In 2001, NRSP (National Rural Support Program) designed a research project to address the issues of access to finance and advisory services to small sugar cane farmers. The basic idea was to create an "out of box" microfinance model that threads together the small farmer, the MFI and the processor into a high impact value chain with high financial and social returns. The project "Sugarcane Production Enhancement Project" (the SPEP) focused on small poor farmers with a maximum land holding of around three acres, as well as share croppers and farmers who generally rent agriculture land from large land lords.
In this model, 1800 small farmers were organized by NRSP and each one provided a loan ranging from PKR 7,000/- to PKR 10,000/- per acre for input purchase. A separate institutional mechanism was set up to provide modern advisory services to enhance the per acre yield. Soil was tested to set up a bench mark. The farmer was only allowed to use the loan once the advisory services recommended what to do next. At the same time, the sugar mill signed an agreement with NRSP to buy back all the product of the small farmers and pay cash as soon as the farmer brings his product to the mill. The mill was also obliged to deduct the loan and the service charge at source.
In first year 350 small holder farmers (sugarcane growers) were registered by the sugar mill where as 1,470 additional small holder farmers were registered by 2002. The demonstration effect of the pilot soon led to need to scale up the scope of research from 1,800 to 3,500 by adding another nearby 10 union councils. By end of year 3 the project was able to reach 3,666 small holder farmers. 68% of enrolled farmers were able to increase per acre yield of sugarcane production from 19 tons to 27 tons per acre, whereas 32% were producing more than 31tons per acre. The contribution of small growers to overall sugarcane supply of JDW reached to 11.5%.
The result was a "win win for all".
The small farmer benefitted from high incomes because of improved yields; the sugar mill from getting high quality yields which lead them to plan for expansion of their factory; the NRSP MFI by getting recovery of their loans at source which reduced their PAR to less than 1% and zero recovery staff.
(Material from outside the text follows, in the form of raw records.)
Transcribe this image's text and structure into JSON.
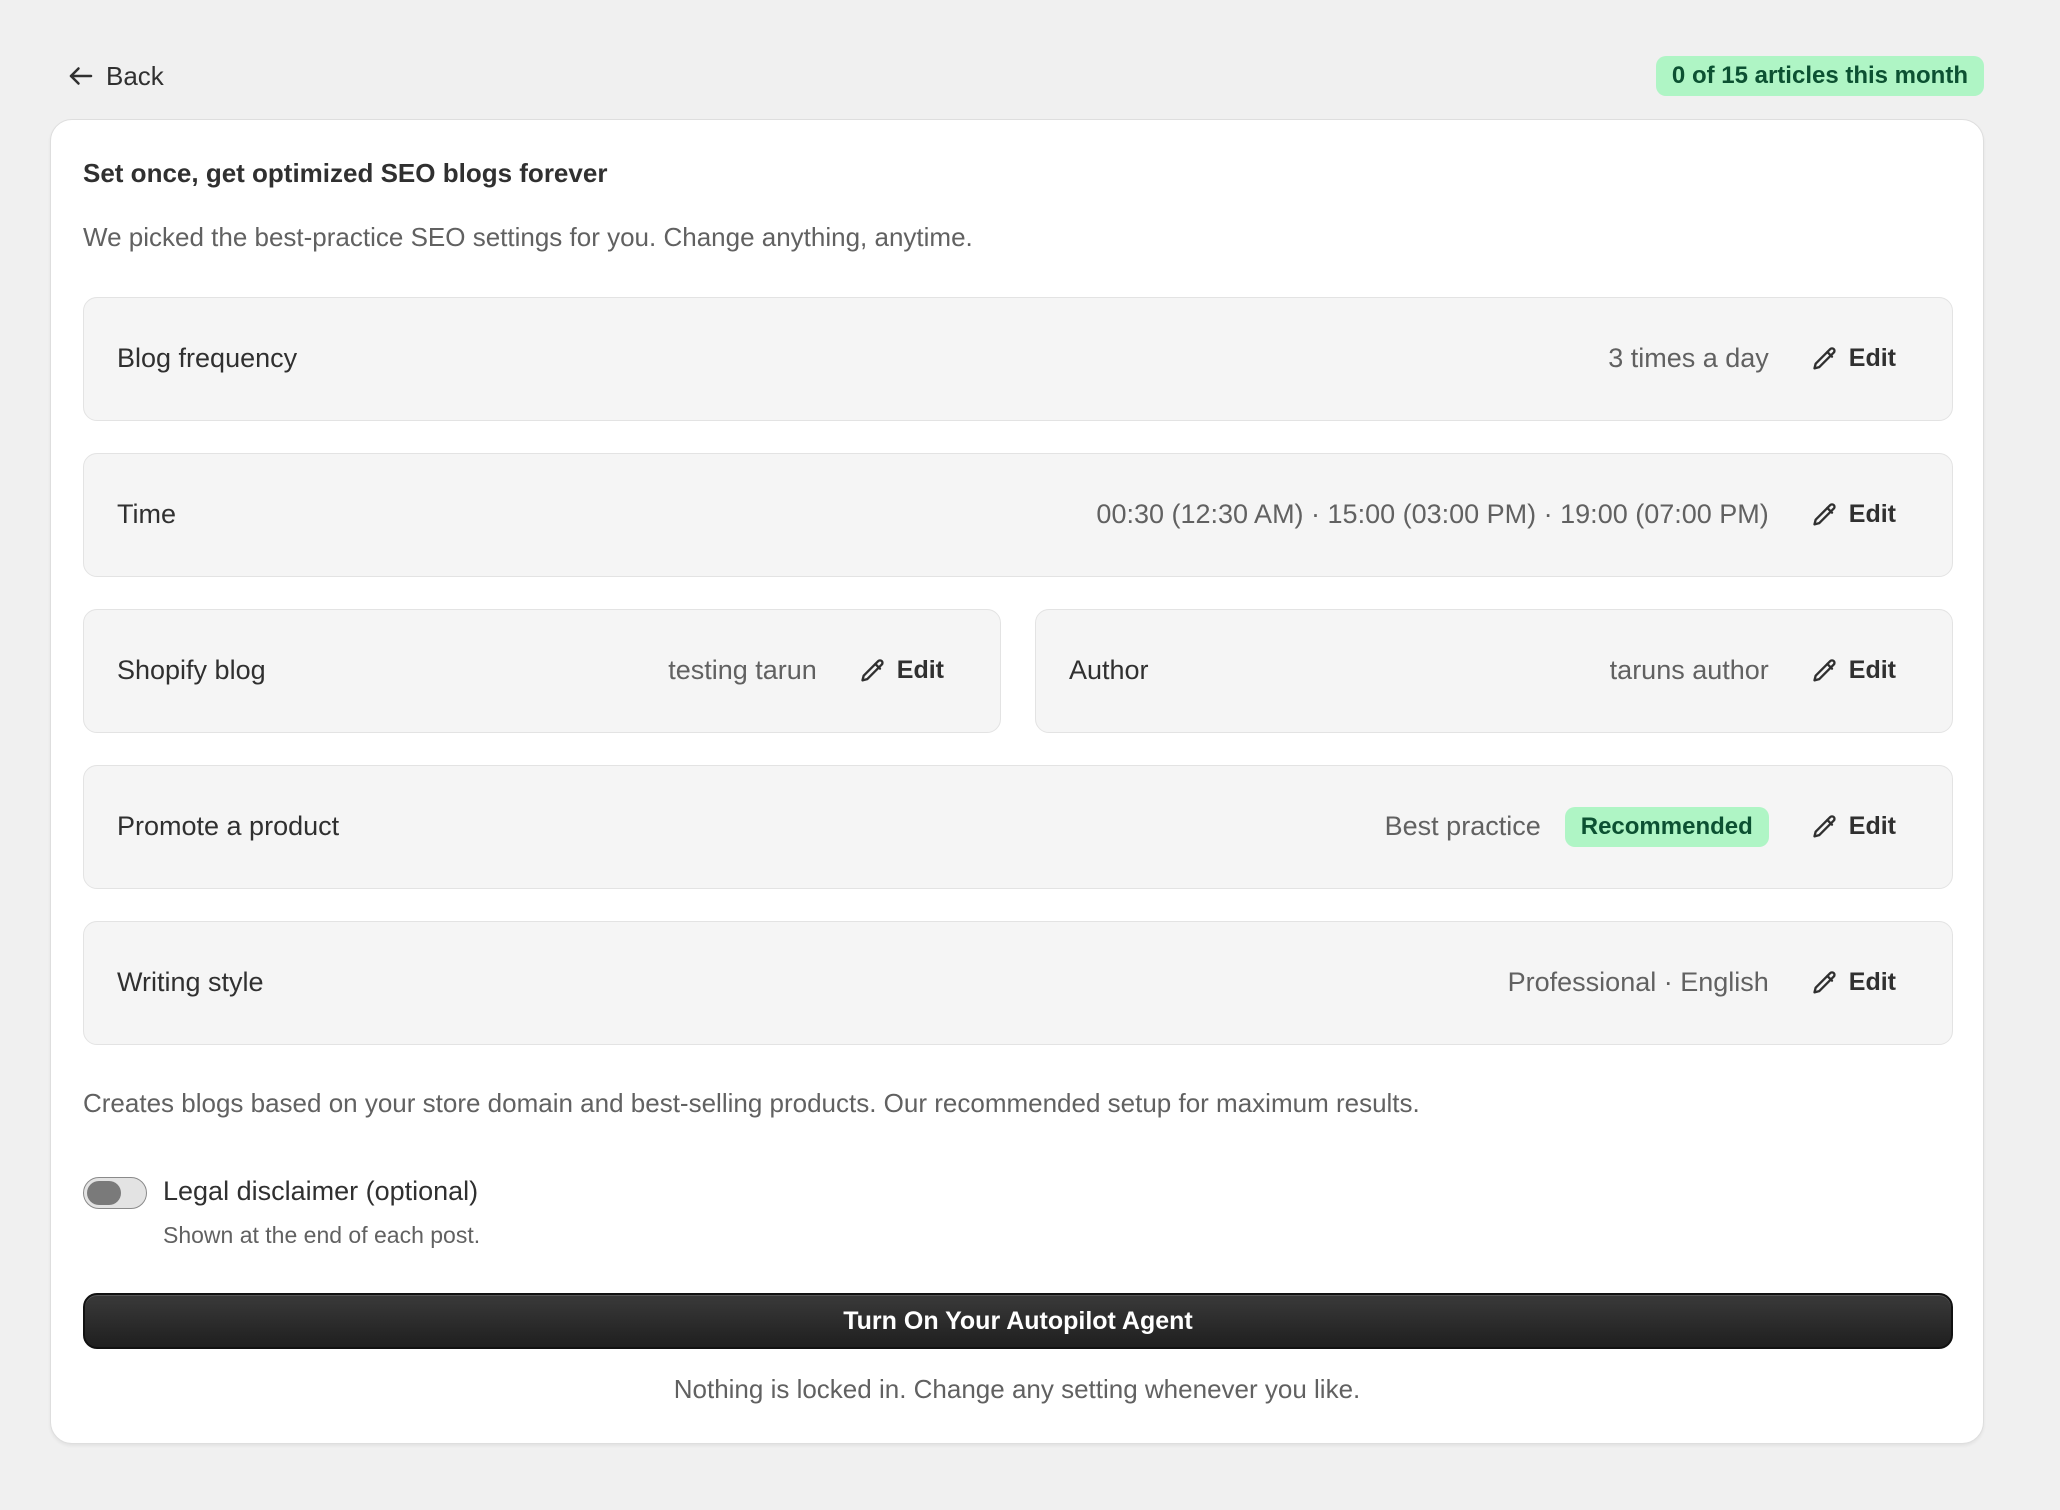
{
  "header": {
    "back_label": "Back",
    "quota_badge": "0 of 15 articles this month"
  },
  "card": {
    "title": "Set once, get optimized SEO blogs forever",
    "subtitle": "We picked the best-practice SEO settings for you. Change anything, anytime."
  },
  "settings": {
    "blog_frequency": {
      "label": "Blog frequency",
      "value": "3 times a day",
      "edit": "Edit"
    },
    "time": {
      "label": "Time",
      "value": "00:30 (12:30 AM) · 15:00 (03:00 PM) · 19:00 (07:00 PM)",
      "edit": "Edit"
    },
    "shopify_blog": {
      "label": "Shopify blog",
      "value": "testing tarun",
      "edit": "Edit"
    },
    "author": {
      "label": "Author",
      "value": "taruns author",
      "edit": "Edit"
    },
    "promote_product": {
      "label": "Promote a product",
      "value": "Best practice",
      "badge": "Recommended",
      "edit": "Edit"
    },
    "writing_style": {
      "label": "Writing style",
      "value": "Professional · English",
      "edit": "Edit"
    }
  },
  "note": "Creates blogs based on your store domain and best-selling products. Our recommended setup for maximum results.",
  "disclaimer": {
    "label": "Legal disclaimer (optional)",
    "help": "Shown at the end of each post.",
    "enabled": false
  },
  "primary_button": "Turn On Your Autopilot Agent",
  "footer_note": "Nothing is locked in. Change any setting whenever you like.",
  "icons": {
    "back": "arrow-left-icon",
    "edit": "pencil-icon"
  },
  "colors": {
    "badge_bg": "#aff5c5",
    "badge_text": "#0c5132",
    "primary_bg": "#303030"
  }
}
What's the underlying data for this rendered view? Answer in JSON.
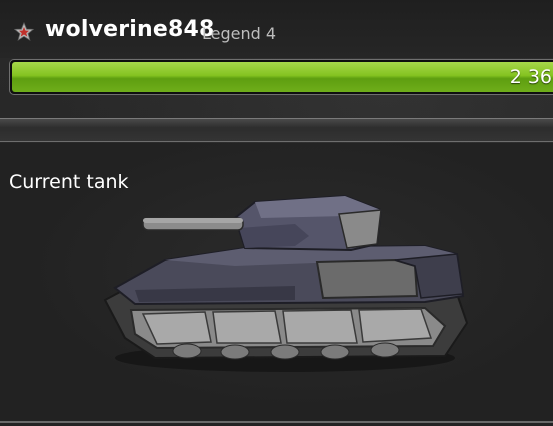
{
  "player": {
    "name": "wolverine848",
    "rank": "Legend 4",
    "rank_icon": "star-icon"
  },
  "experience": {
    "display": "2 36",
    "fill_fraction": 1.0,
    "color": "#84c321"
  },
  "panel": {
    "title": "Current tank"
  },
  "tank": {
    "icon": "tank-icon"
  }
}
Most importantly this tri partite collaboration benefited small farmer because investments were made in developing infrastructure irrigation, and technical guidance regarding seed and farm equipment.
The social impact has been assessed by a third party evaluation and found to be highest amongst all NRSP MF investments. The SPEP project is now operational in 44 union councils of Rahim Yar khan with registered small holder farmers.
Over nineteen thousand small holder farmers accessed agricultural loans from NRSP in FY 2012 (up to June) where as others with financial needs (loan requirement of more than PKR 100,000) have been linked with a commercial bank.
Today, 15% of sugar mill supply (after extending production capacity of sugar mill) is provided by community organizations those organized by NRSP, who are now able to obtain a yield of around 32 tons of sugar cane per acre than impacting growth of income by 80%.
The project's success also opened a venue of receiving social investment of private company called "JDW Sugar Mill" under their CSR program including free eye camps with the facility of cataract surgeries, as well as establishing vocational institutions.
NRSP's impact financing model can be a breakthrough in microfinance lending especially in the agriculture sector. The model can be adapted in any developing economy and in diverse cropping patterns like cotton, rice, even livestock etc. All it needs is a tri partite collaboration between the processor, the MFI and the small and poor farmers. The returns are significant for all and perhaps this model can be one option to break the generational bondage between the small farmer and the shop keeper which continues to be in place in many developing economies.